Fri. Dec 8th, 2023
    New Regulations Open Doors for Mobile Robots in South Korea, Paving the Way for Innovation

    South Korea’s Ministry of Trade, Industry and Energy and the National Police Agency have recently announced new regulations that allow mobile robots to operate on sidewalks alongside pedestrians. This move marks a significant change in the country’s laws, which previously prohibited the presence of such robots in public spaces.

    To be eligible for operation, mobile robots must meet specific criteria. They need to be insured, weigh less than 500kg, and travel at a maximum speed of 15km/hour. Furthermore, they must undergo a comprehensive 16-point test to ensure compliance with guidelines, including staying within designated zones and safely navigating pedestrian crossings. Upon successful completion of the test, these robots will receive a safety certification.

    While the legal framework now permits robots to intermingle with humans in public areas, it will still take some time before they become a common sight. The Ministry is currently in the process of selecting a governing body for robot certification. Additionally, insurance products tailored to cover potential risks associated with robot operations are being developed by the Korea Robot Industry Association and private insurance companies. These insurance products are expected to hit the market next month, providing compensation in the event of any accidents or harm caused by the robots.

    It is important to note that safety remains a priority for the government and operators of outdoor mobile robots. The operators will be held responsible for adhering to regular traffic laws, ensuring the machines do not pose a threat or inconvenience to pedestrians. Failure to comply may result in fines, just like any other violation of traffic regulations.
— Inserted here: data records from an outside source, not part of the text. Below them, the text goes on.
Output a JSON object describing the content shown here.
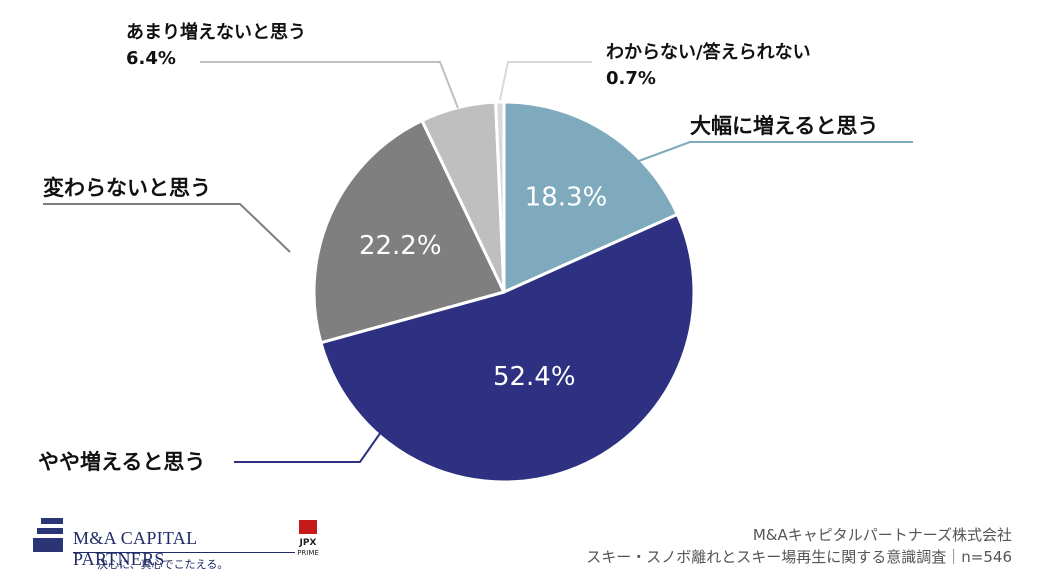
{
  "chart_data": {
    "type": "pie",
    "title": "",
    "start_angle_deg": 0,
    "direction": "clockwise",
    "slices": [
      {
        "label": "大幅に増えると思う",
        "value": 18.3,
        "value_label": "18.3%",
        "color": "#7fa9bc",
        "label_color": "#ffffff"
      },
      {
        "label": "やや増えると思う",
        "value": 52.4,
        "value_label": "52.4%",
        "color": "#2e3181",
        "label_color": "#ffffff"
      },
      {
        "label": "変わらないと思う",
        "value": 22.2,
        "value_label": "22.2%",
        "color": "#7f7f7f",
        "label_color": "#ffffff"
      },
      {
        "label": "あまり増えないと思う",
        "value": 6.4,
        "value_label": "6.4%",
        "color": "#bfbfbf",
        "label_color": "#111111"
      },
      {
        "label": "わからない/答えられない",
        "value": 0.7,
        "value_label": "0.7%",
        "color": "#d9d9d9",
        "label_color": "#111111"
      }
    ]
  },
  "branding": {
    "company_logo_text": "M&A CAPITAL PARTNERS",
    "company_tagline": "決心に、真心でこたえる。",
    "exchange_badge_top": "JPX",
    "exchange_badge_bottom": "PRIME"
  },
  "source": {
    "line1": "M&Aキャピタルパートナーズ株式会社",
    "line2": "スキー・スノボ離れとスキー場再生に関する意識調査｜n=546"
  }
}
    While accidents involving robots do happen, it is essential to remember that these machines are simply following their programming. The blame cannot solely be placed on the robots themselves, especially considering that a significant portion of injuries caused by robot accidents can be traced back to human error.

    Although there may be initial concerns among citizens regarding the presence of mobile robots, South Korea’s government expects them to quickly adapt. Non-humanoid robots are already prevalent in various sectors across Asia, such as restaurants and hospitals. The government aims to foster the development of related industries and encourage new businesses that utilize outdoor mobile robots.

    As South Korea takes steps to embrace robot integration, it is clear that this is just the beginning of a new era of innovation and technology in the country.


    1. How long did it take for mobile robots to be permitted on South Korean sidewalks?

    Until recently, mobile robots were not allowed on South Korean sidewalks. However, with the new regulations in place, they are now permitted as long as they meet specific criteria.

    2. What are the criteria for a mobile robot to operate on sidewalks?

    To operate on South Korean sidewalks, mobile robots must be insured, weigh less than 500kg, and not exceed a speed of 15km/hour. They must also pass a 16-point test to ensure compliance with safety guidelines.

    3. Who will be responsible for the safety of outdoor mobile robots?

    The operators of outdoor mobile robots will bear the responsibility for ensuring the safety of their machines and complying with regular traffic laws. They will be subject to fines if they violate traffic regulations.

    4. Are there any plans for further integration of robots in South Korea?

    Yes, the South Korean government is actively fostering related industries and developing strategies to promote the use of outdoor mobile robots in various new businesses. This indicates that there are plans for further integration of robots in the country.

    5. How are accidents involving robots typically caused?

    While accidents involving robots can occur, it is important to note that the majority of injuries caused by robot accidents can be attributed to human error rather than the actions of the robots themselves. Human programming, operation, or oversight often contribute to accidents.